TIP: You can optionally configure Eduction to search additional rows for the header entities by setting MaxSearchHeaderRow.

For example:

HeaderEntity0=pii/date/dob/landmark/all
CellEntity0=pii/date/nocontext/all

This example matches date of birth landmark values in the header, and for all subsequent rows in that column, it extracts any date values.

NOTE: The IDOL PII Package, IDOL PHI Package, and IDOL PCI Package, provide landmark entities in most grammars. To extract entities from tables with the Eduction standard grammar files, you might need to create your own landmark entities.

You can specify multiple entities in a comma-separated list. If the table header matches any of the configured header entities, Eduction matches the cell content against any of the configured cell entities. This option might be useful if you want to match a particular entity in multiple languages, or if you want to include a custom entity in addition to a standard one.
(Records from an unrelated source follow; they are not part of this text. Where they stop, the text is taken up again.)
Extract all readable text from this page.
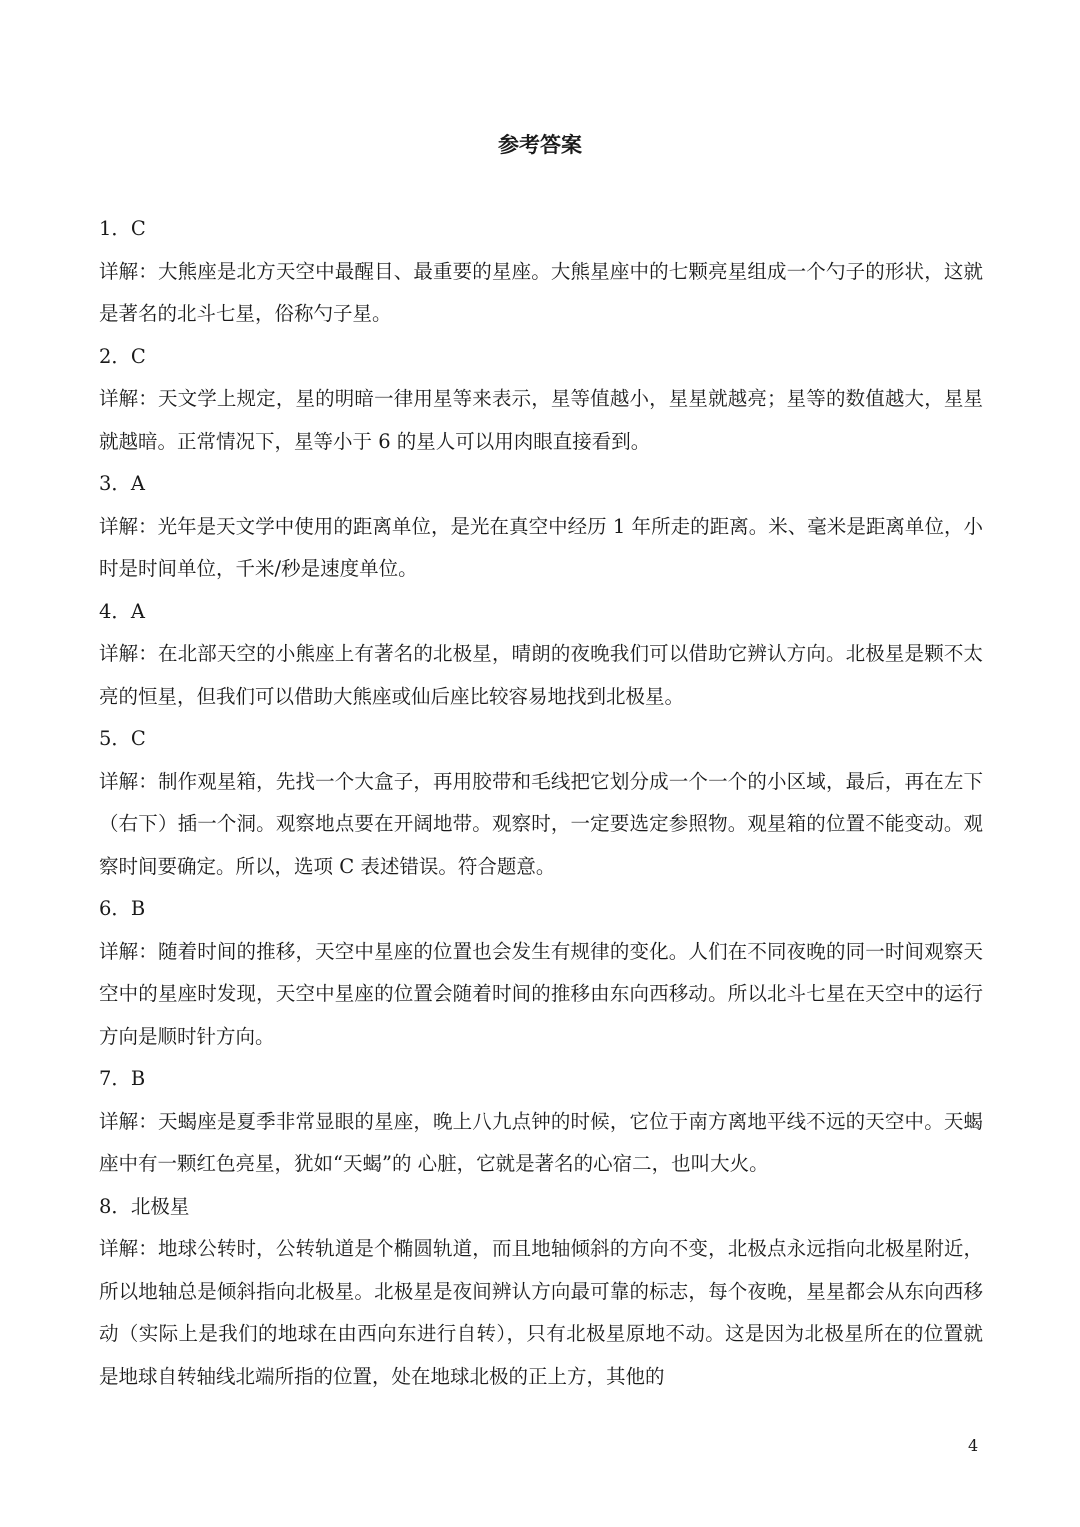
参考答案

1．C

详解：大熊座是北方天空中最醒目、最重要的星座。大熊星座中的七颗亮星组成一个勺子的形状，这就是著名的北斗七星，俗称勺子星。

2．C

详解：天文学上规定，星的明暗一律用星等来表示，星等值越小，星星就越亮；星等的数值越大，星星就越暗。正常情况下，星等小于 6 的星人可以用肉眼直接看到。

3．A

详解：光年是天文学中使用的距离单位，是光在真空中经历 1 年所走的距离。米、毫米是距离单位，小时是时间单位，千米/秒是速度单位。

4．A

详解：在北部天空的小熊座上有著名的北极星，晴朗的夜晚我们可以借助它辨认方向。北极星是颗不太亮的恒星，但我们可以借助大熊座或仙后座比较容易地找到北极星。

5．C

详解：制作观星箱，先找一个大盒子，再用胶带和毛线把它划分成一个一个的小区域，最后，再在左下（右下）插一个洞。观察地点要在开阔地带。观察时，一定要选定参照物。观星箱的位置不能变动。观察时间要确定。所以，选项 C 表述错误。符合题意。

6．B

详解：随着时间的推移，天空中星座的位置也会发生有规律的变化。人们在不同夜晚的同一时间观察天空中的星座时发现，天空中星座的位置会随着时间的推移由东向西移动。所以北斗七星在天空中的运行方向是顺时针方向。

7．B

详解：天蝎座是夏季非常显眼的星座，晚上八九点钟的时候，它位于南方离地平线不远的天空中。天蝎座中有一颗红色亮星，犹如“天蝎”的 心脏，它就是著名的心宿二，也叫大火。

8．北极星

详解：地球公转时，公转轨道是个椭圆轨道，而且地轴倾斜的方向不变，北极点永远指向北极星附近，所以地轴总是倾斜指向北极星。北极星是夜间辨认方向最可靠的标志，每个夜晚，星星都会从东向西移动（实际上是我们的地球在由西向东进行自转），只有北极星原地不动。这是因为北极星所在的位置就是地球自转轴线北端所指的位置，处在地球北极的正上方，其他的

4
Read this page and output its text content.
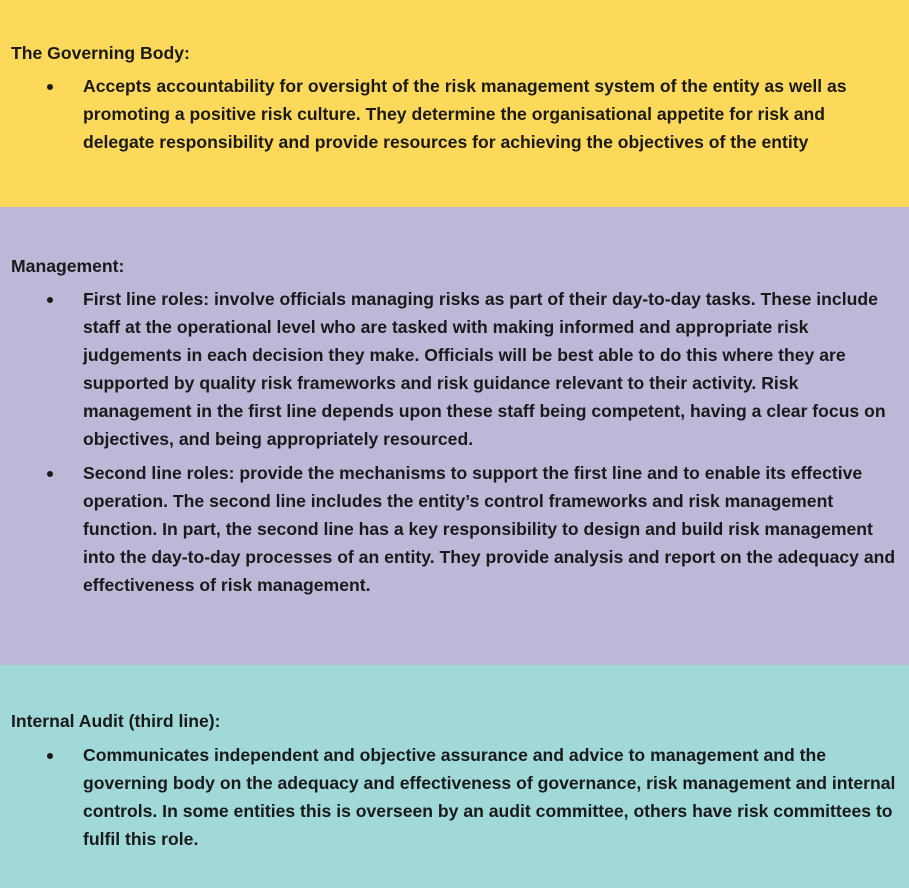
The Governing Body:

Accepts accountability for oversight of the risk management system of the entity as well as promoting a positive risk culture. They determine the organisational appetite for risk and delegate responsibility and provide resources for achieving the objectives of the entity

Management:

First line roles: involve officials managing risks as part of their day-to-day tasks. These include staff at the operational level who are tasked with making informed and appropriate risk judgements in each decision they make. Officials will be best able to do this where they are supported by quality risk frameworks and risk guidance relevant to their activity. Risk management in the first line depends upon these staff being competent, having a clear focus on objectives, and being appropriately resourced.
Second line roles: provide the mechanisms to support the first line and to enable its effective operation. The second line includes the entity’s control frameworks and risk management function. In part, the second line has a key responsibility to design and build risk management into the day-to-day processes of an entity. They provide analysis and report on the adequacy and effectiveness of risk management.

Internal Audit (third line):

Communicates independent and objective assurance and advice to management and the governing body on the adequacy and effectiveness of governance, risk management and internal controls. In some entities this is overseen by an audit committee, others have risk committees to fulfil this role.
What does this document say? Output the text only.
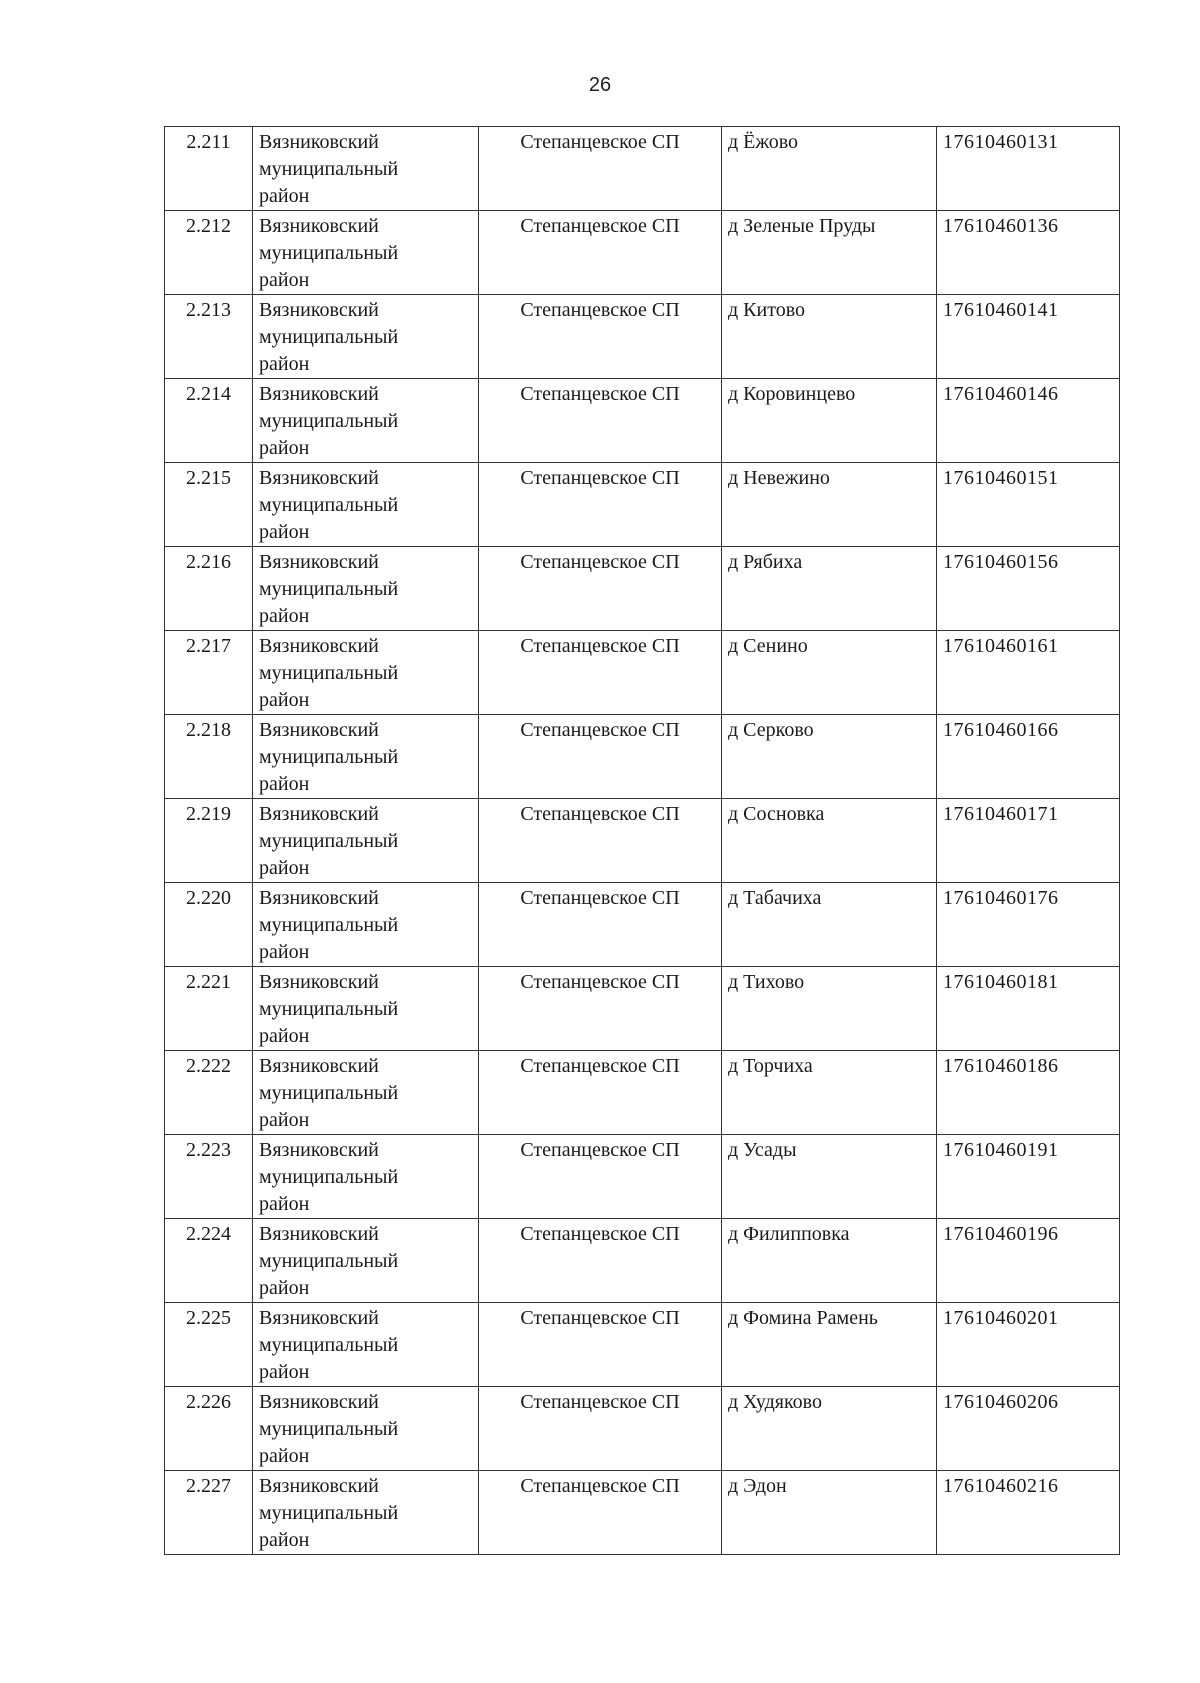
26
2.211	Вязниковский
муниципальный
район	Степанцевское СП	д Ёжово	17610460131
2.212	Вязниковский
муниципальный
район	Степанцевское СП	д Зеленые Пруды	17610460136
2.213	Вязниковский
муниципальный
район	Степанцевское СП	д Китово	17610460141
2.214	Вязниковский
муниципальный
район	Степанцевское СП	д Коровинцево	17610460146
2.215	Вязниковский
муниципальный
район	Степанцевское СП	д Невежино	17610460151
2.216	Вязниковский
муниципальный
район	Степанцевское СП	д Рябиха	17610460156
2.217	Вязниковский
муниципальный
район	Степанцевское СП	д Сенино	17610460161
2.218	Вязниковский
муниципальный
район	Степанцевское СП	д Серково	17610460166
2.219	Вязниковский
муниципальный
район	Степанцевское СП	д Сосновка	17610460171
2.220	Вязниковский
муниципальный
район	Степанцевское СП	д Табачиха	17610460176
2.221	Вязниковский
муниципальный
район	Степанцевское СП	д Тихово	17610460181
2.222	Вязниковский
муниципальный
район	Степанцевское СП	д Торчиха	17610460186
2.223	Вязниковский
муниципальный
район	Степанцевское СП	д Усады	17610460191
2.224	Вязниковский
муниципальный
район	Степанцевское СП	д Филипповка	17610460196
2.225	Вязниковский
муниципальный
район	Степанцевское СП	д Фомина Рамень	17610460201
2.226	Вязниковский
муниципальный
район	Степанцевское СП	д Худяково	17610460206
2.227	Вязниковский
муниципальный
район	Степанцевское СП	д Эдон	17610460216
You can also use wildcard expressions in the entity names. The * wildcard matches any number of characters, and the ? wildcard matches a single character.

For more information about table extraction, refer to the Eduction User and Programming Guide.

Type: String
Default: None
Required:

No

Configuration Section: Eduction
Example:
HeaderEntity0=pii/date/dob/landmark/all
CellEntity0=pii/date/nocontext/all
See Also:

HeaderEntityMatchLimitN

CellEntityN

MaxSearchHeaderRow